Op een of andere manier had ik gehoopt dat de opname uit juli 1979, gemaakt in het Paradise Theatre in Boston voor een uur radio, zou onthullen dat de Wild Romance in de werkelijkheid van zijn optredens overzee trouw was gebleven aan het non-conformisme dat ze uitdroeg. Maar van ‘Saturday night’ waren de huiveringwekkende openingsregels ‘The neonlight of the open all night / was just in time replaced by the magic appearance / of a new day, while melancholic reno / was crawlin’ on his back…’ inderdaad komen te vervallen: ‘Beautiful soulmusic chirpin’ out of the jukebox / chicks dressed to kill / surrounded by the boys like bees on the honey…’
Die metaforische zoetigheid geeft de moeite weer die Brood zich getroostte het publiek te behagen. Alleen geschiedde dat met wat projecties op ‘Amerika’ moeten zijn, zodat de Wild Romance onwillekeurig trekken kreeg van een bruiloften- en partijenorkest. De met ‘Thank you, Lord’ afgesloten cover ‘Knocking on heavens door’ beschaamt: een overbekend nummer van Bob Dylan, waar muzikaal geen eer aan te behalen is. Ook een van de hoogtepunten van Shpritsz, ‘Champagne and wine’, had Brood niet voor niets zelden live uitgevoerd: een delicate song die snel een niemendalletje wordt – en in het land van Otis Redding een belediging. ‘Going To The City’ van Mose Allison loopt dan weer gesmeerd, maar dat nummer had Brood, en deze bezetting, al tijden op het repertoire staan en was totaal eigen gemaakt.
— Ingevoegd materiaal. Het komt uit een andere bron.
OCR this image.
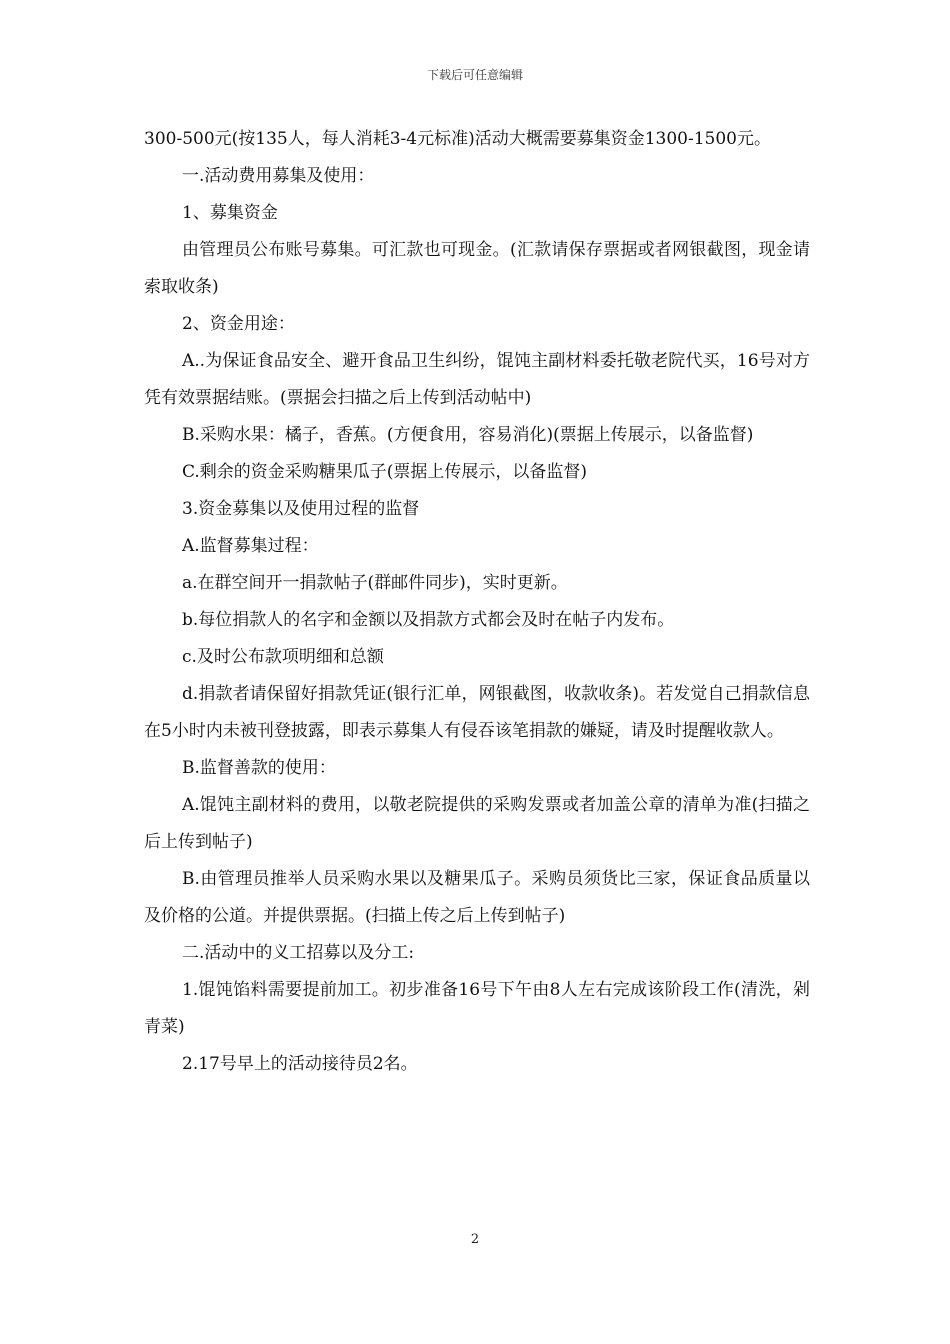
下载后可任意编辑

300-500元(按135人，每人消耗3-4元标准)活动大概需要募集资金1300-1500元。

一.活动费用募集及使用：

1、募集资金

由管理员公布账号募集。可汇款也可现金。(汇款请保存票据或者网银截图，现金请索取收条)

2、资金用途：

A..为保证食品安全、避开食品卫生纠纷，馄饨主副材料委托敬老院代买，16号对方凭有效票据结账。(票据会扫描之后上传到活动帖中)

B.采购水果：橘子，香蕉。(方便食用，容易消化)(票据上传展示，以备监督)

C.剩余的资金采购糖果瓜子(票据上传展示，以备监督)

3.资金募集以及使用过程的监督

A.监督募集过程：

a.在群空间开一捐款帖子(群邮件同步)，实时更新。

b.每位捐款人的名字和金额以及捐款方式都会及时在帖子内发布。

c.及时公布款项明细和总额

d.捐款者请保留好捐款凭证(银行汇单，网银截图，收款收条)。若发觉自己捐款信息在5小时内未被刊登披露，即表示募集人有侵吞该笔捐款的嫌疑，请及时提醒收款人。

B.监督善款的使用：

A.馄饨主副材料的费用，以敬老院提供的采购发票或者加盖公章的清单为准(扫描之后上传到帖子)

B.由管理员推举人员采购水果以及糖果瓜子。采购员须货比三家，保证食品质量以及价格的公道。并提供票据。(扫描上传之后上传到帖子)

二.活动中的义工招募以及分工:

1.馄饨馅料需要提前加工。初步准备16号下午由8人左右完成该阶段工作(清洗，剁青菜)

2.17号早上的活动接待员2名。

2
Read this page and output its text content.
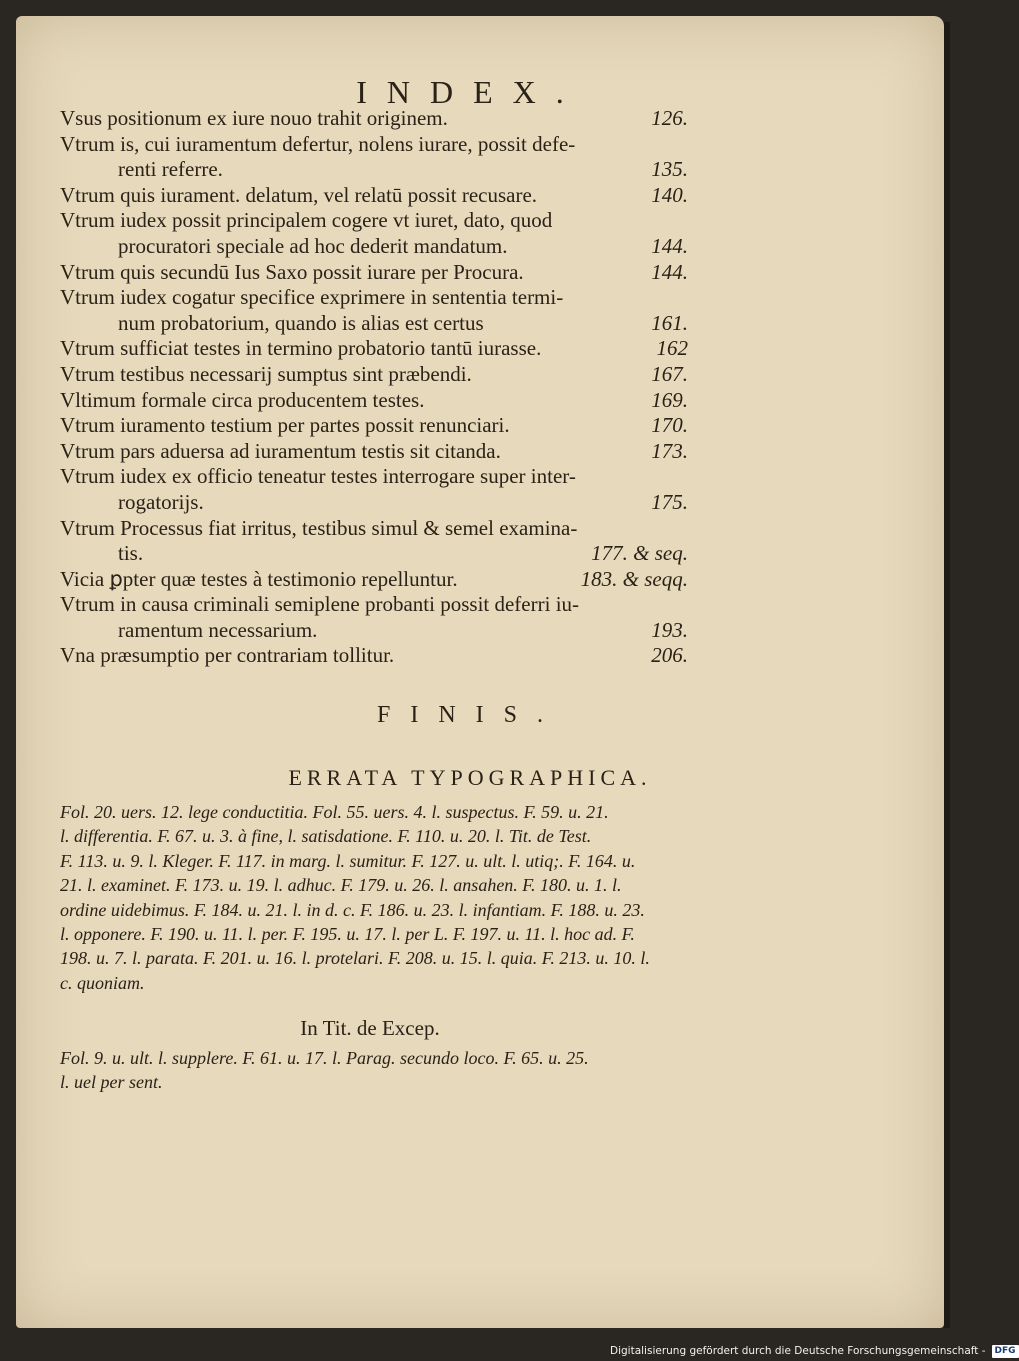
INDEX.
Vsus positionum ex iure nouo trahit originem.	126.
Vtrum is, cui iuramentum defertur, nolens iurare, possit defe-
renti referre.	135.
Vtrum quis iurament. delatum, vel relatū possit recusare.	140.
Vtrum iudex possit principalem cogere vt iuret, dato, quod
procuratori speciale ad hoc dederit mandatum.	144.
Vtrum quis secundū Ius Saxo possit iurare per Procura.	144.
Vtrum iudex cogatur specifice exprimere in sententia termi-
num probatorium, quando is alias est certus	161.
Vtrum sufficiat testes in termino probatorio tantū iurasse.	162
Vtrum testibus necessarij sumptus sint præbendi.	167.
Vltimum formale circa producentem testes.	169.
Vtrum iuramento testium per partes possit renunciari.	170.
Vtrum pars aduersa ad iuramentum testis sit citanda.	173.
Vtrum iudex ex officio teneatur testes interrogare super inter-
rogatorijs.	175.
Vtrum Processus fiat irritus, testibus simul & semel examina-
tis.	177. & seq.
Vicia ꝑpter quæ testes à testimonio repelluntur.	183. & seqq.
Vtrum in causa criminali semiplene probanti possit deferri iu-
ramentum necessarium.	193.
Vna præsumptio per contrariam tollitur.	206.
FINIS.
ERRATA TYPOGRAPHICA.
Fol. 20. uers. 12. lege conductitia. Fol. 55. uers. 4. l. suspectus. F. 59. u. 21.
l. differentia. F. 67. u. 3. à fine, l. satisdatione. F. 110. u. 20. l. Tit. de Test.
F. 113. u. 9. l. Kleger. F. 117. in marg. l. sumitur. F. 127. u. ult. l. utiq;. F. 164. u.
21. l. examinet. F. 173. u. 19. l. adhuc. F. 179. u. 26. l. ansahen. F. 180. u. 1. l.
ordine uidebimus. F. 184. u. 21. l. in d. c. F. 186. u. 23. l. infantiam. F. 188. u. 23.
l. opponere. F. 190. u. 11. l. per. F. 195. u. 17. l. per L. F. 197. u. 11. l. hoc ad. F.
198. u. 7. l. parata. F. 201. u. 16. l. protelari. F. 208. u. 15. l. quia. F. 213. u. 10. l.
c. quoniam.
In Tit. de Excep.
Fol. 9. u. ult. l. supplere. F. 61. u. 17. l. Parag. secundo loco. F. 65. u. 25.
l. uel per sent.
Digitalisierung gefördert durch die Deutsche Forschungsgemeinschaft -	DFG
Hollands beroemdste junkie oreert dat hij ‘absolutely against’ zijn lichaamsbrandstof is. Hilarisch in dat licht vind ik zijn karakteristiek van ‘Dope sucks’ als ‘a religious song’. In die tijd was er een heus traditietje van zulke campagnes: beroemdheden waarschuwden op zo’n manier tegen de gevaren dat de verleiding groeide. Brood vertelt dat twee van de veertien stations die het optreden zouden uitzenden zijn liedje niet in de set wilde hebben, terwijl hij juist bedoeld had dat… Hij legt het er allemaal dik bovenop en blijft mekkeren dat drugs ongezond zijn en somt bij zijn mantra’s van namen aan wie hij dit en dat opdraagt beroemdheden op die voortijdig aan de naald waren bezweken, ‘which is a shame’, terwijl zij natuurlijk zijn idolen waren.
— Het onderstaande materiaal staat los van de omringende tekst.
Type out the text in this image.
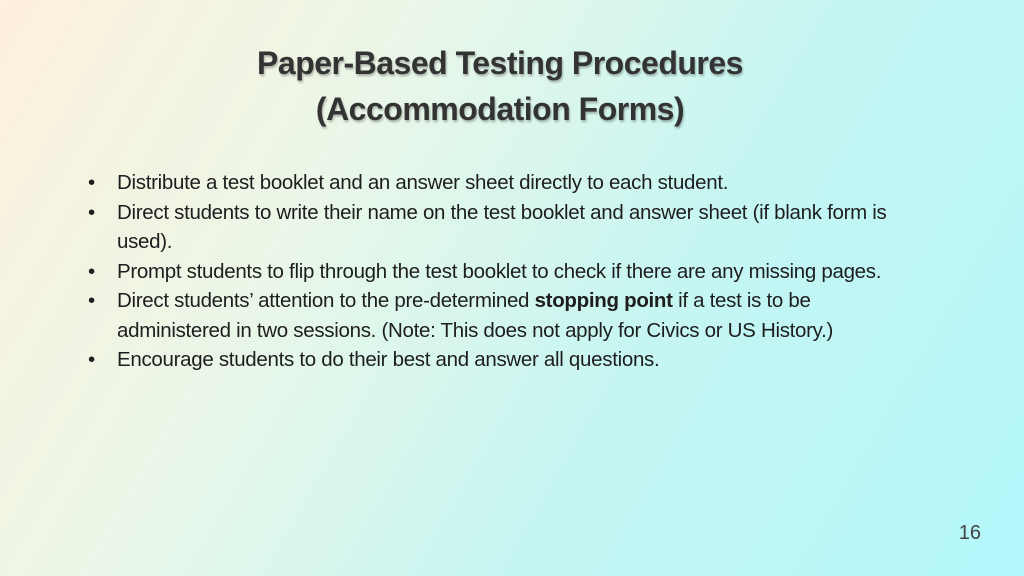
Paper-Based Testing Procedures
(Accommodation Forms)
•	Distribute a test booklet and an answer sheet directly to each student.
•	Direct students to write their name on the test booklet and answer sheet (if blank form is used).
•	Prompt students to flip through the test booklet to check if there are any missing pages.
•	Direct students’ attention to the pre-determined stopping point if a test is to be administered in two sessions. (Note: This does not apply for Civics or US History.)
•	Encourage students to do their best and answer all questions.
16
Hier openbaart zich zijn privéoffer: wegens de strenge Amerikaanse wetgeving was hij zelf drooggelegd. In gedogend Nederland had nota bene zijn grote liefde, die weigerde mee te acteren in de publiciteit, getracht hem narcoticaneutraal te krijgen. Zonder resultaat, maar vermoedelijk tot opluchting van muziekliefhebbers. Wel had Brood voor haar een prachtsong geschreven, ‘Doreen’; de naam had hij ook laten tatoeëren op zijn rechter bovenarm. In het beloofde land had hij voor de camera er op de linker ‘POP’, met een traantje, bij laten tekenen. Voor de radio speelt de Wild Romance een euforische versie van ‘Doreen’, zij het dat ze die naam wegschreeuwen met ‘Boston USA’.
Broods Amerikaanse tournee werpt voor mij de kwestie op in hoeverre het doel de middelen heiligt. ‘I am trying to get close to you my ass off’, zoals de ster zelf het veeleer klassiek-katholiek dan vroeghip-calvinistisch uitdrukte. Wellicht het grootste offer bleek bij thuiskomst: op advies van de Amerikaanse producer van zijn nieuwe elpee zette hij drummer Cees Meerman uit de band. Deze aanpassing werd opnieuw zichtbaar op een hoes, van die elpee Go nutz namelijk, waar Meermans hoofd was overgeplakt door dat van zijn opvolger. Rechtvaardigden de optredens die totalitair te noemen retouche? Als antwoord wordt binnenkort in dit theater een tweede komkommer opgediend.